Относительно подробно изучено также иконоборчество периода Французской революции; логика действий тогдашних борцов с изображениями подверглась тщательной дешифровке. Впрочем, произошло это далеко не сразу, поскольку много лет продолжались бесплодные споры по поводу «революционного вандализма». Неологизм этот, изобретенный аббатом Грегуаром в 1794 году, подразумевает, что во время Революции происходило добровольное и продиктованное патологическими импульсами разрушение «памятников искусства». В трех «Отчетах о вандализме» 1794–1795 годов Грегуар толкует это понятие как «уничтожение или осквернение шедевров, созданных великими гениями», как плод борьбы с «фанатизмом», которая переродилась в этот самый фанатизм. Рожденное на свет в эпоху Термидора, понятие «вандализм» имело оглушительный успех и очень скоро обрело международный характер. Оно позволяет гневно обличать «Террор» и Робеспьера и по этой причине вот уже два столетия служит предметом пылких историографических дискуссий. Противники Робеспьера, смешивая в одну кучу жесты иконоборцев, разрушения, сопровождавшие распродажу национальных имуществ, и грабительские рейды «черных банд», осуждают всеобъемлющее революционное насилие, направленное и против памятников, и против собственности.
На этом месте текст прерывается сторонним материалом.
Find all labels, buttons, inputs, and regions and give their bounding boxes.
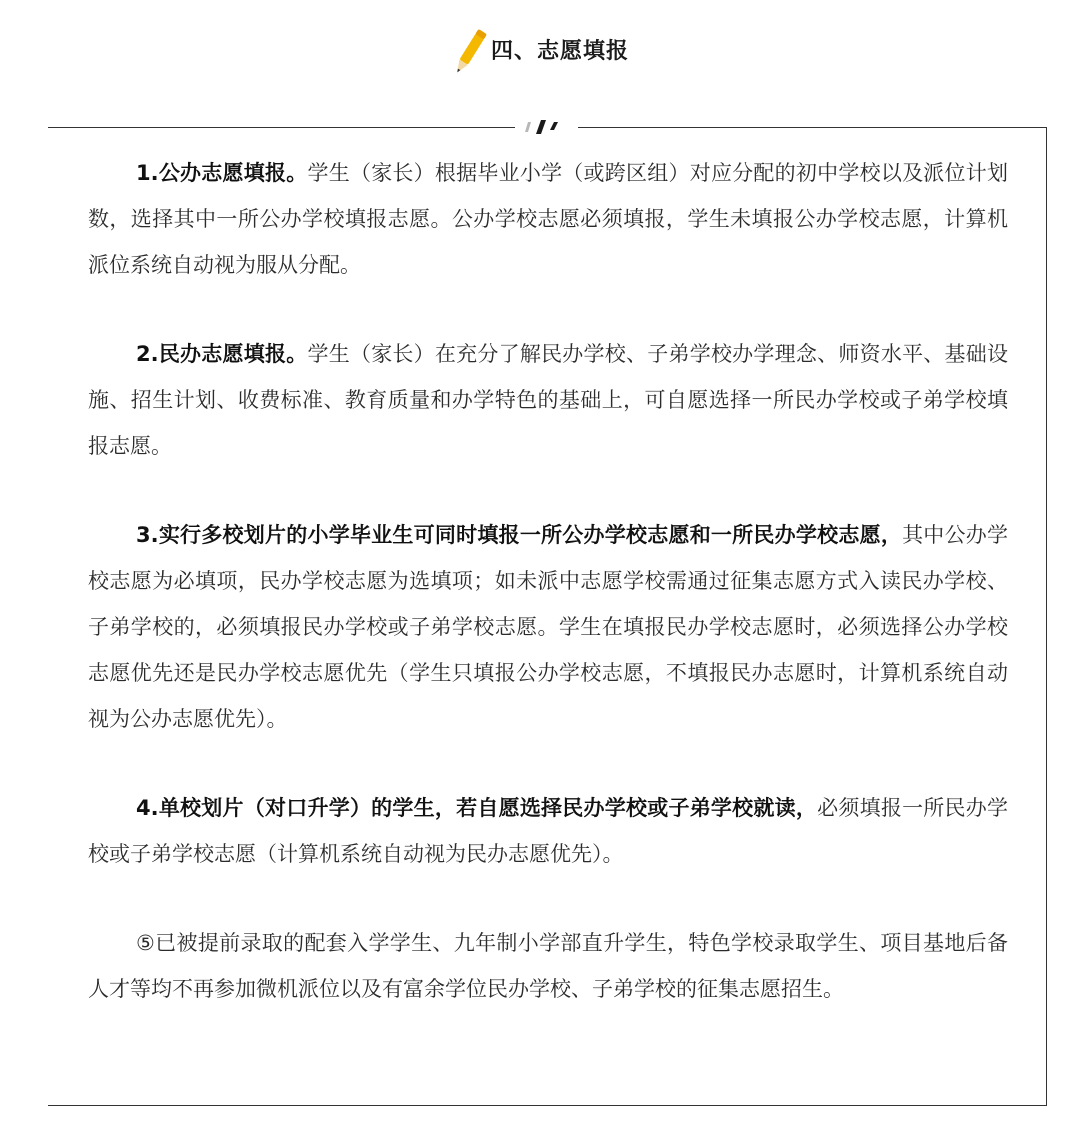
divider-left	[48, 127, 515, 128]
pencil-icon	[451, 24, 489, 80]
paragraph-text: 必须填报一所民办学校或子弟学校志愿（计算机系统自动视为民办志愿优先）。	[88, 796, 1009, 866]
paragraph-heading: 4.单校划片（对口升学）的学生，若自愿选择民办学校或子弟学校就读，	[136, 796, 818, 820]
paragraph-multi-school-zone	[88, 512, 1008, 742]
article-body	[88, 150, 1008, 1055]
paragraph-text: ⑤已被提前录取的配套入学学生、九年制小学部直升学生，特色学校录取学生、项目基地后备人才等均不再参加微机派位以及有富余学位民办学校、子弟学校的征集志愿招生。	[88, 931, 1008, 1001]
paragraph-heading: 1.公办志愿填报。	[136, 161, 308, 185]
paragraph-private-school	[88, 331, 1008, 469]
divider-right	[578, 127, 1046, 128]
paragraph-heading: 3.实行多校划片的小学毕业生可同时填报一所公办学校志愿和一所民办学校志愿，	[136, 523, 903, 547]
paragraph-text: 其中公办学校志愿为必填项，民办学校志愿为选填项；如未派中志愿学校需通过征集志愿方式入读民办学校、子弟学校的，必须填报民办学校或子弟学校志愿。学生在填报民办学校志愿时，必须选择公办学校志愿优先还是民办学校志愿优先（学生只填报公办学校志愿，不填报民办志愿时，计算机系统自动视为公办志愿优先）。	[88, 523, 1009, 731]
paragraph-single-school-zone	[88, 785, 1008, 877]
section-header	[0, 22, 1080, 82]
paragraph-text: 学生（家长）根据毕业小学（或跨区组）对应分配的初中学校以及派位计划数，选择其中一所公办学校填报志愿。公办学校志愿必须填报，学生未填报公办学校志愿，计算机派位系统自动视为服从分配。	[88, 161, 1009, 277]
paragraph-heading: 2.民办志愿填报。	[136, 342, 308, 366]
paragraph-text: 学生（家长）在充分了解民办学校、子弟学校办学理念、师资水平、基础设施、招生计划、收费标准、教育质量和办学特色的基础上，可自愿选择一所民办学校或子弟学校填报志愿。	[88, 342, 1009, 458]
paragraph-public-school	[88, 150, 1008, 288]
divider-slash-ornament	[519, 116, 565, 138]
paragraph-early-admission	[88, 920, 1008, 1012]
section-title: 四、志愿填报	[490, 38, 629, 64]
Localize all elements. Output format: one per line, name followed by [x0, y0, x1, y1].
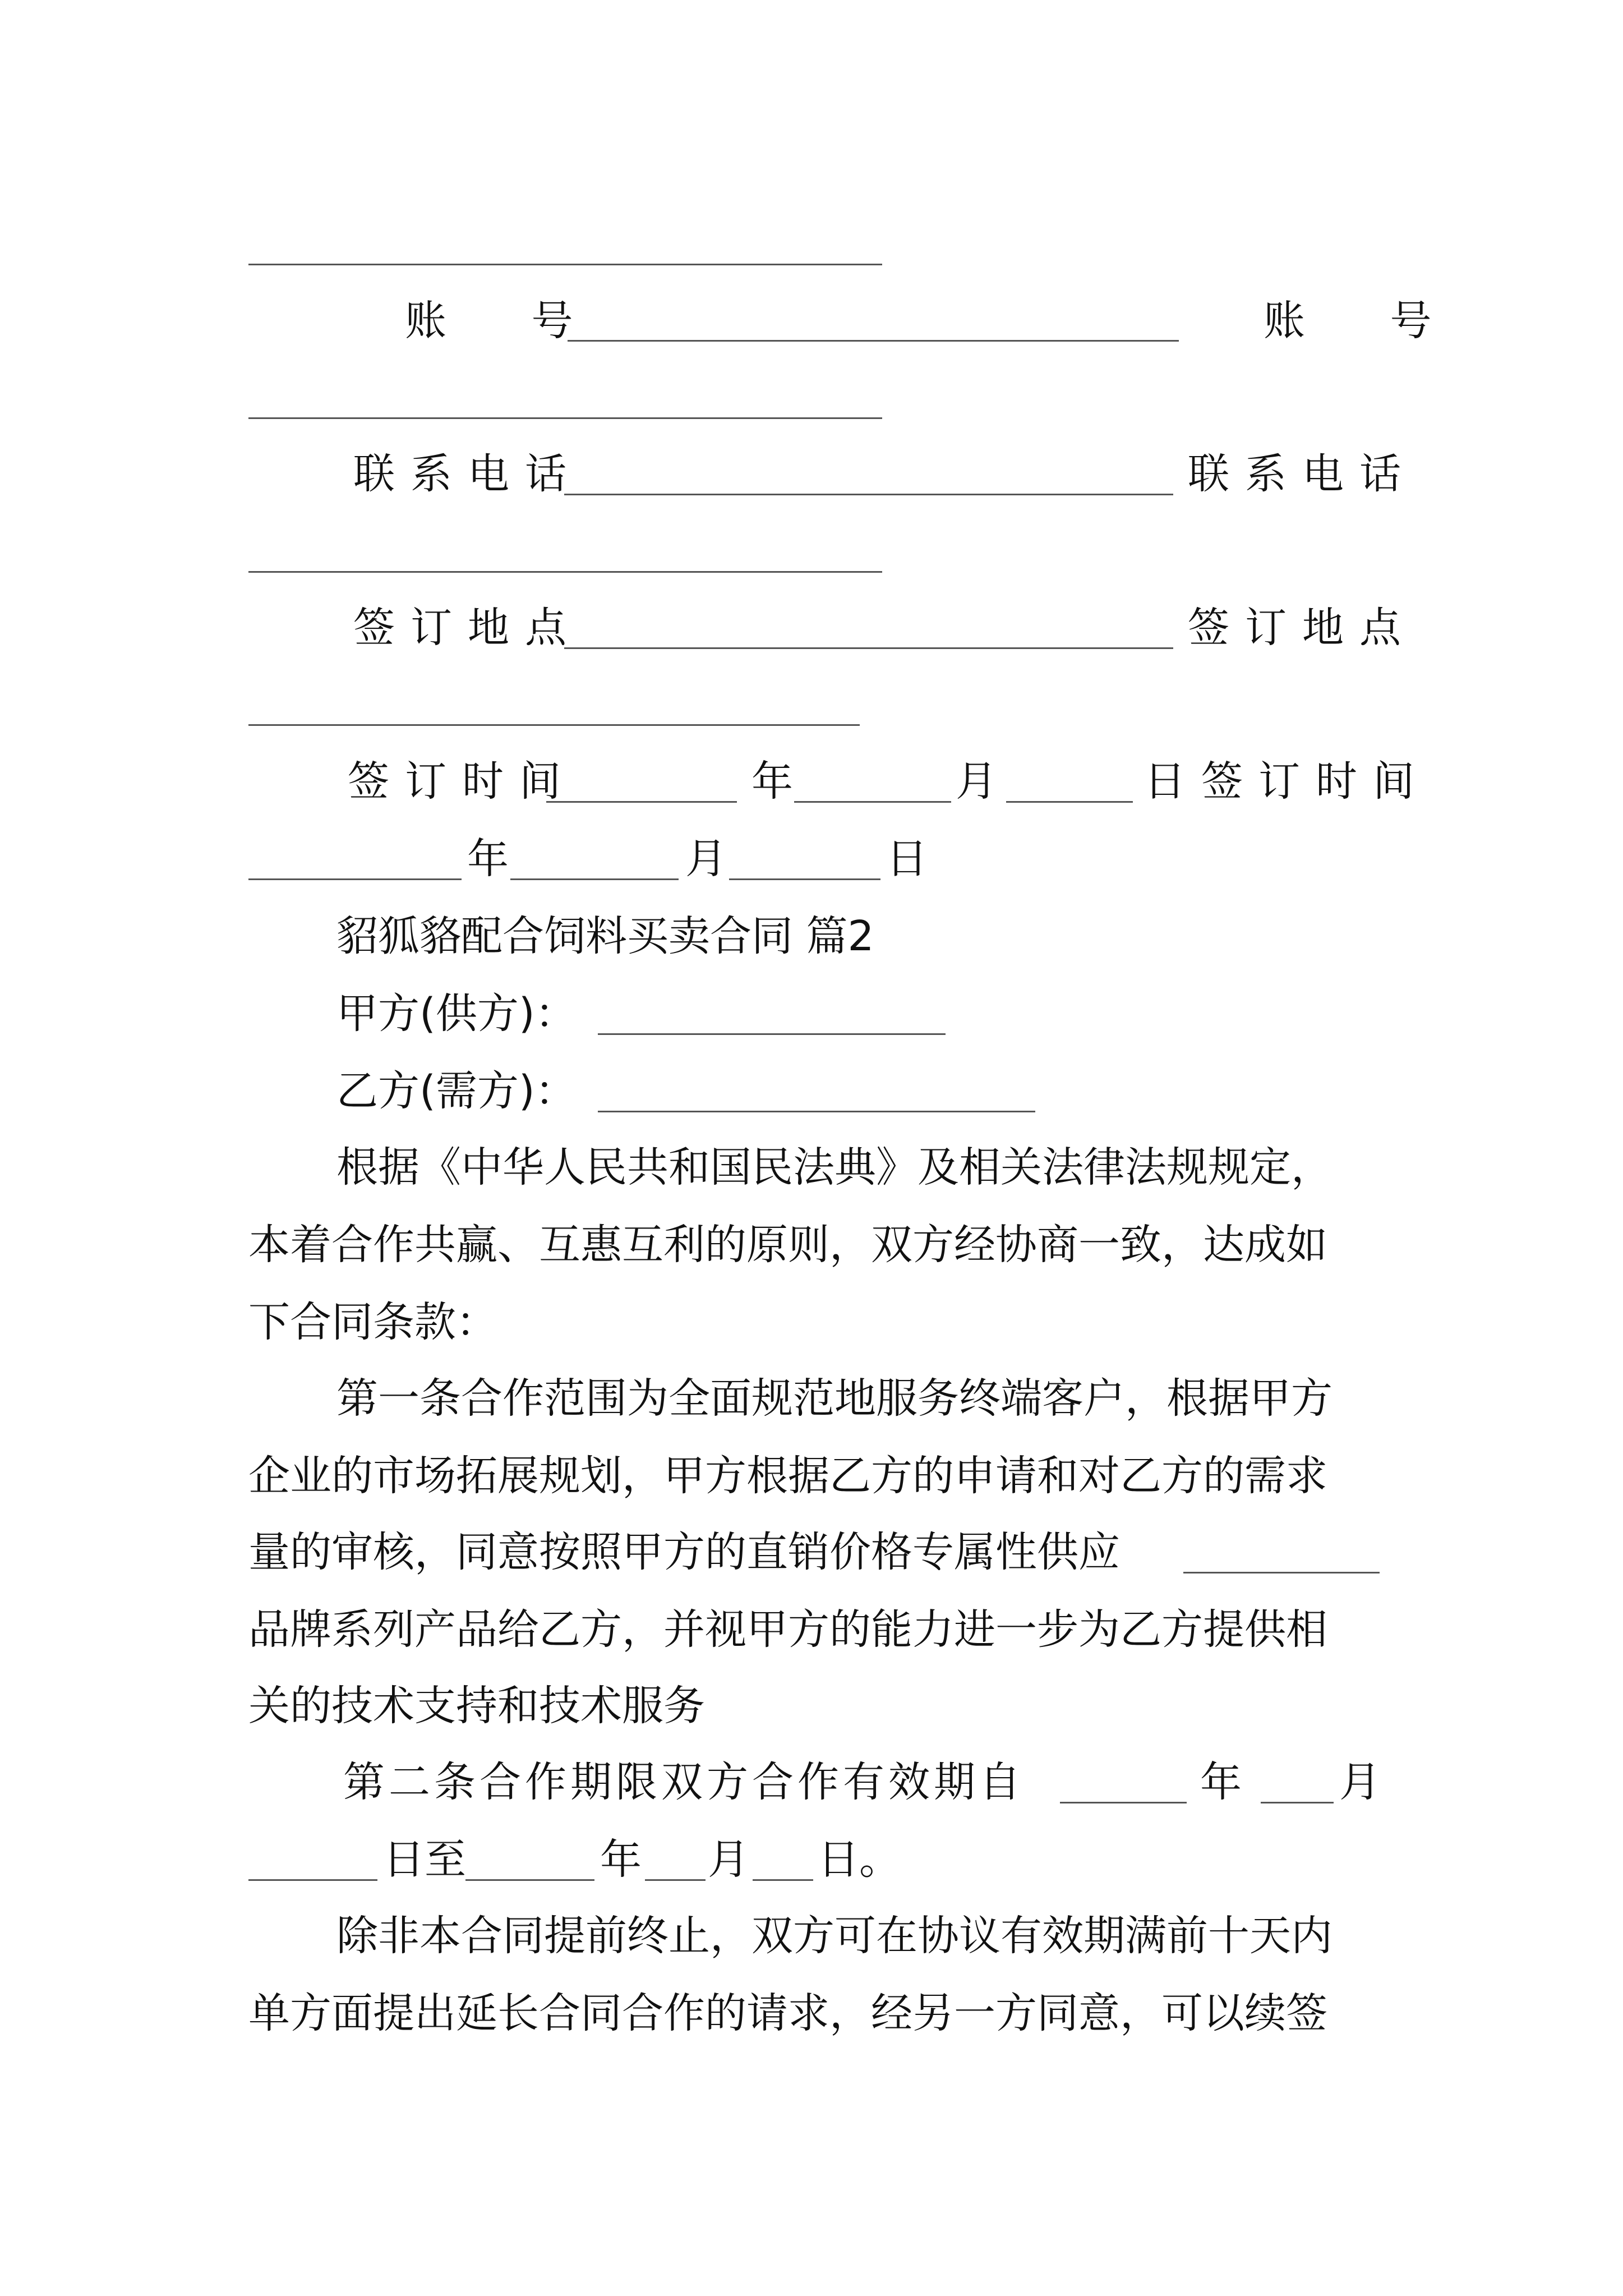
article1-line2: 企业的市场拓展规划，甲方根据乙方的申请和对乙方的需求 — [248, 1452, 1327, 1500]
time-month-right: 月 — [685, 835, 727, 883]
party-a-blank — [598, 1033, 946, 1035]
phone-blank-right — [248, 571, 882, 573]
party-b-blank — [598, 1111, 1035, 1112]
account-blank-left — [568, 340, 1179, 342]
art2-day2: 日。 — [818, 1835, 901, 1884]
article1-line4: 品牌系列产品给乙方，并视甲方的能力进一步为乙方提供相 — [248, 1605, 1327, 1654]
art2-day-blank — [248, 1879, 377, 1881]
art2-month-blank — [1261, 1802, 1334, 1803]
account-label-right: 账 号 — [1264, 297, 1468, 345]
art2-month2: 月 — [708, 1835, 749, 1884]
art2-month: 月 — [1339, 1758, 1381, 1806]
art2-year: 年 — [1200, 1758, 1242, 1806]
time-day-blank — [1006, 801, 1133, 803]
place-label-right: 签订地点 — [1188, 604, 1417, 652]
article2-line1: 第二条合作期限双方合作有效期自 — [343, 1758, 1025, 1806]
article1-line1: 第一条合作范围为全面规范地服务终端客户，根据甲方 — [336, 1374, 1332, 1423]
place-blank-right — [248, 724, 860, 726]
para3-line2: 单方面提出延长合同合作的请求，经另一方同意，可以续签 — [248, 1989, 1327, 2037]
phone-blank-left — [564, 494, 1173, 495]
art2-day2-blank — [753, 1879, 813, 1881]
time-day-right: 日 — [886, 835, 928, 883]
para1-line3: 下合同条款： — [248, 1298, 497, 1346]
account-blank-right — [248, 417, 882, 419]
account-label-left: 账 号 — [405, 297, 609, 345]
time-month: 月 — [956, 757, 997, 806]
time-month-blank-right — [510, 878, 679, 880]
time-day-label-right: 日签订时间 — [1144, 757, 1430, 806]
art2-year2: 年 — [600, 1835, 642, 1884]
time-day-blank-right — [729, 878, 880, 880]
time-year: 年 — [751, 757, 793, 806]
party-a-label: 甲方(供方)： — [336, 990, 577, 1038]
contract-heading: 貂狐貉配合饲料买卖合同 篇2 — [336, 912, 874, 960]
art2-year2-blank — [465, 1879, 594, 1881]
time-label-left: 签订时间 — [348, 757, 577, 806]
time-month-blank — [794, 801, 951, 803]
article1-line3: 量的审核，同意按照甲方的直销价格专属性供应 — [248, 1528, 1120, 1576]
art2-year-blank — [1060, 1802, 1187, 1803]
art2-month2-blank — [645, 1879, 706, 1881]
place-label-left: 签订地点 — [353, 604, 582, 652]
para1-line2: 本着合作共赢、互惠互利的原则，双方经协商一致，达成如 — [248, 1221, 1327, 1269]
party-b-label: 乙方(需方)： — [336, 1067, 577, 1115]
time-year-blank — [546, 801, 737, 803]
para3-line1: 除非本合同提前终止，双方可在协议有效期满前十天内 — [336, 1912, 1332, 1960]
para1-line1: 根据《中华人民共和国民法典》及相关法律法规规定， — [336, 1143, 1332, 1191]
place-blank-left — [564, 647, 1173, 649]
brand-blank — [1183, 1572, 1380, 1573]
phone-label-right: 联系电话 — [1188, 450, 1417, 498]
phone-label-left: 联系电话 — [353, 450, 582, 498]
article1-line5: 关的技术支持和技术服务 — [248, 1682, 705, 1730]
blank-line — [248, 264, 882, 265]
time-year-right: 年 — [467, 835, 509, 883]
art2-day-to: 日至 — [383, 1835, 466, 1884]
time-year-blank-right — [248, 878, 462, 880]
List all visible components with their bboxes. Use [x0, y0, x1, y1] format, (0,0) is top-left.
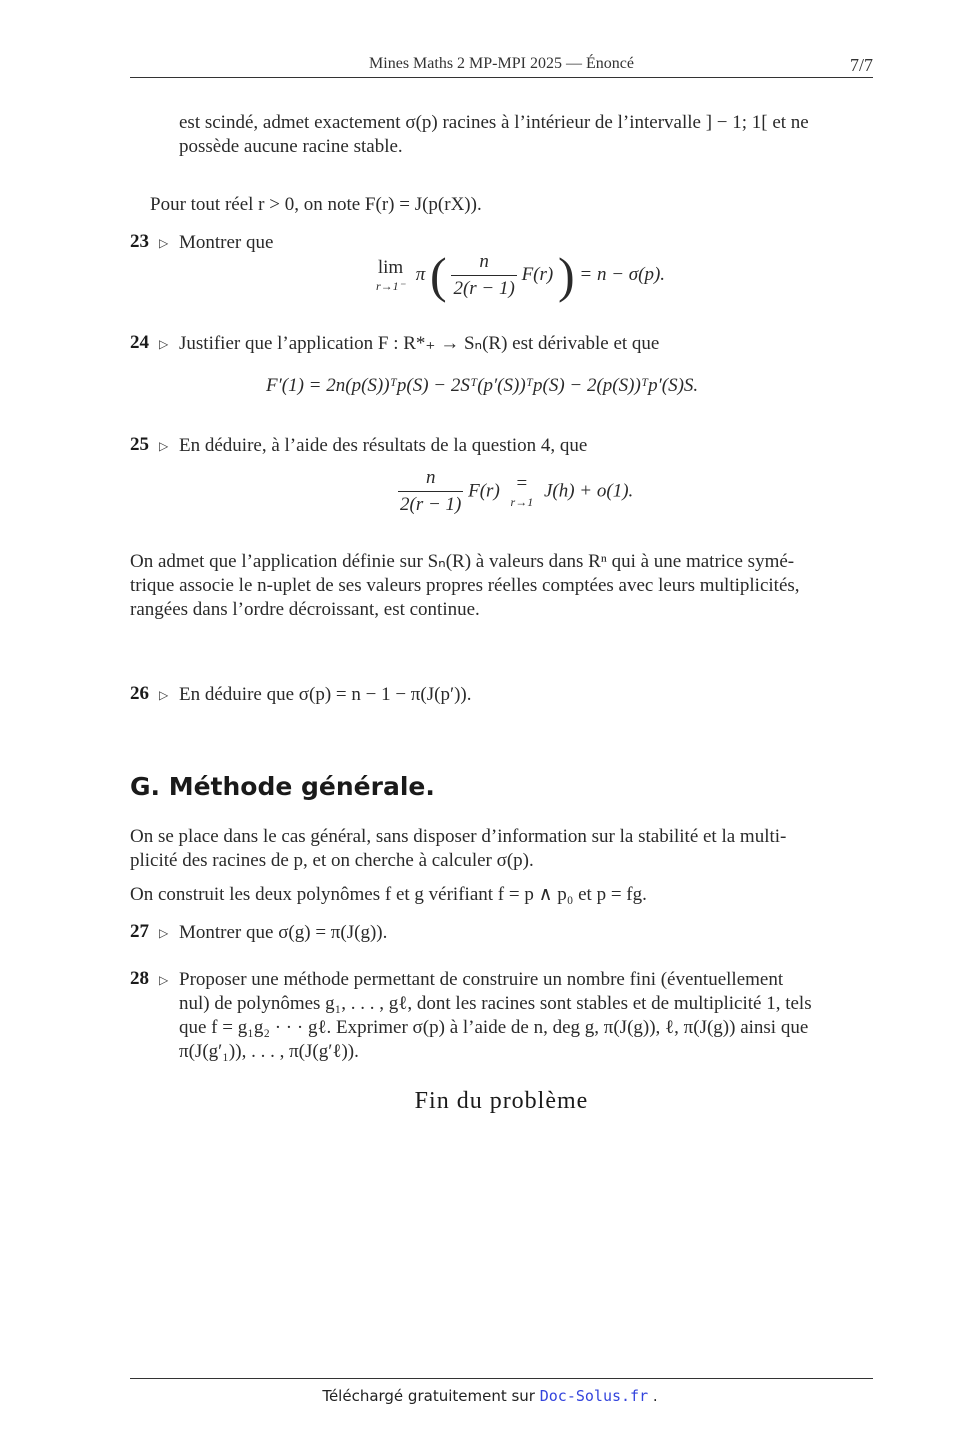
question-number-23: 23 — [130, 231, 149, 252]
general-line-1: On se place dans le cas général, sans disposer d’information sur la stabilité et la multi- — [130, 826, 787, 847]
footer-rule — [130, 1378, 873, 1379]
section-heading: G. Méthode générale. — [130, 772, 435, 801]
footer-dot: . — [648, 1387, 658, 1405]
equation-25-rhs: J(h) + o(1). — [543, 480, 634, 502]
question-28-line-4: π(J(g′₁)), . . . , π(J(g′ℓ)). — [179, 1041, 359, 1062]
question-28-line-1: Proposer une méthode permettant de construire un nombre fini (éventuellement — [179, 969, 784, 990]
question-23-text: Montrer que — [179, 232, 274, 253]
equation-23-rhs: = n − σ(p). — [579, 264, 666, 285]
equation-23 — [376, 247, 666, 306]
end-of-problem: Fin du problème — [414, 1088, 589, 1114]
intro-line-1: est scindé, admet exactement σ(p) racines à l’intérieur de l’intervalle ] − 1; 1[ et ne — [179, 112, 809, 133]
general-line-2: plicité des racines de p, et on cherche à calculer σ(p). — [130, 850, 534, 871]
question-24-text: Justifier que l’application F : R*₊ → Sₙ(R) est dérivable et que — [179, 333, 660, 354]
admet-line-3: rangées dans l’ordre décroissant, est continue. — [130, 599, 480, 620]
triangle-icon: ▷ — [159, 337, 169, 351]
triangle-icon: ▷ — [159, 926, 169, 940]
general-line-3: On construit les deux polynômes f et g vérifiant f = p ∧ p₀ et p = fg. — [130, 884, 647, 905]
page-header — [130, 55, 873, 77]
triangle-icon: ▷ — [159, 973, 169, 987]
fraction: $\frac{n}{2(r - 1)}$ — [400, 467, 462, 515]
triangle-icon: ▷ — [159, 236, 169, 250]
F-of-r: F(r) — [521, 264, 554, 285]
page-footer — [0, 1387, 980, 1405]
question-number-25: 25 — [130, 434, 149, 455]
question-number-26: 26 — [130, 683, 149, 704]
admet-line-1: On admet que l’application définie sur Sₙ(R) à valeurs dans Rⁿ qui à une matrice symé- — [130, 551, 795, 572]
question-25-text: En déduire, à l’aide des résultats de la question 4, que — [179, 435, 588, 456]
question-26-text: En déduire que σ(p) = n − 1 − π(J(p′)). — [179, 684, 472, 705]
fraction: $\frac{n}{2(r - 1)}$ — [453, 250, 515, 299]
triangle-icon: ▷ — [159, 439, 169, 453]
footer-link[interactable]: Doc-Solus.fr — [539, 1387, 649, 1405]
F-of-r: F(r) — [468, 480, 500, 502]
triangle-icon: ▷ — [159, 688, 169, 702]
header-rule — [130, 77, 873, 78]
limit-operator: lim r→1⁻ — [376, 256, 406, 293]
equation-25 — [398, 467, 633, 516]
header-title: Mines Maths 2 MP-MPI 2025 — Énoncé — [369, 55, 634, 72]
question-27-text: Montrer que σ(g) = π(J(g)). — [179, 922, 388, 943]
footer-text: Téléchargé gratuitement sur — [322, 1387, 540, 1405]
pi-symbol: π — [415, 264, 426, 285]
question-number-28: 28 — [130, 968, 149, 989]
definition-F: Pour tout réel r > 0, on note F(r) = J(p(rX)). — [150, 194, 482, 215]
intro-line-2: possède aucune racine stable. — [179, 136, 403, 157]
question-28-line-2: nul) de polynômes g₁, . . . , gℓ, dont les racines sont stables et de multiplicité 1, tels — [179, 993, 812, 1014]
admet-line-2: trique associe le n-uplet de ses valeurs propres réelles comptées avec leurs multiplicités, — [130, 575, 800, 596]
question-number-24: 24 — [130, 332, 149, 353]
asymptotic-equal: = r→1 — [510, 473, 534, 509]
page-number: 7/7 — [849, 55, 873, 75]
right-paren: ) — [557, 247, 575, 303]
equation-24: F′(1) = 2n(p(S))ᵀp(S) − 2Sᵀ(p′(S))ᵀp(S) − 2(p(S))ᵀp′(S)S. — [266, 375, 699, 396]
question-number-27: 27 — [130, 921, 149, 942]
question-28-line-3: que f = g₁g₂ · · · gℓ. Exprimer σ(p) à l’aide de n, deg g, π(J(g)), ℓ, π(J(g)) ainsi que — [179, 1017, 809, 1038]
left-paren: ( — [430, 247, 447, 303]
Насилие это, по мнению некоторых интерпретаторов, возбуждается «взрывами зависти и ненависти», «навязчивой идеей», заключающейся в стремлении «уничтожить прошлое, как если бы прошлое, живущее внутри каждого из нас, могло быть уничтожено одним росчерком пера»22. С другой стороны, историки, симпатизирующие Революции, подчас пытались минимизировать разрушения, выдвигая на первый план защитные меры, которые предпринимали Комиссия по делам памятников (основанная в 1790 году), а затем Временная комиссия по делам искусств, Центральный музей Лувра и Музей французских памятников.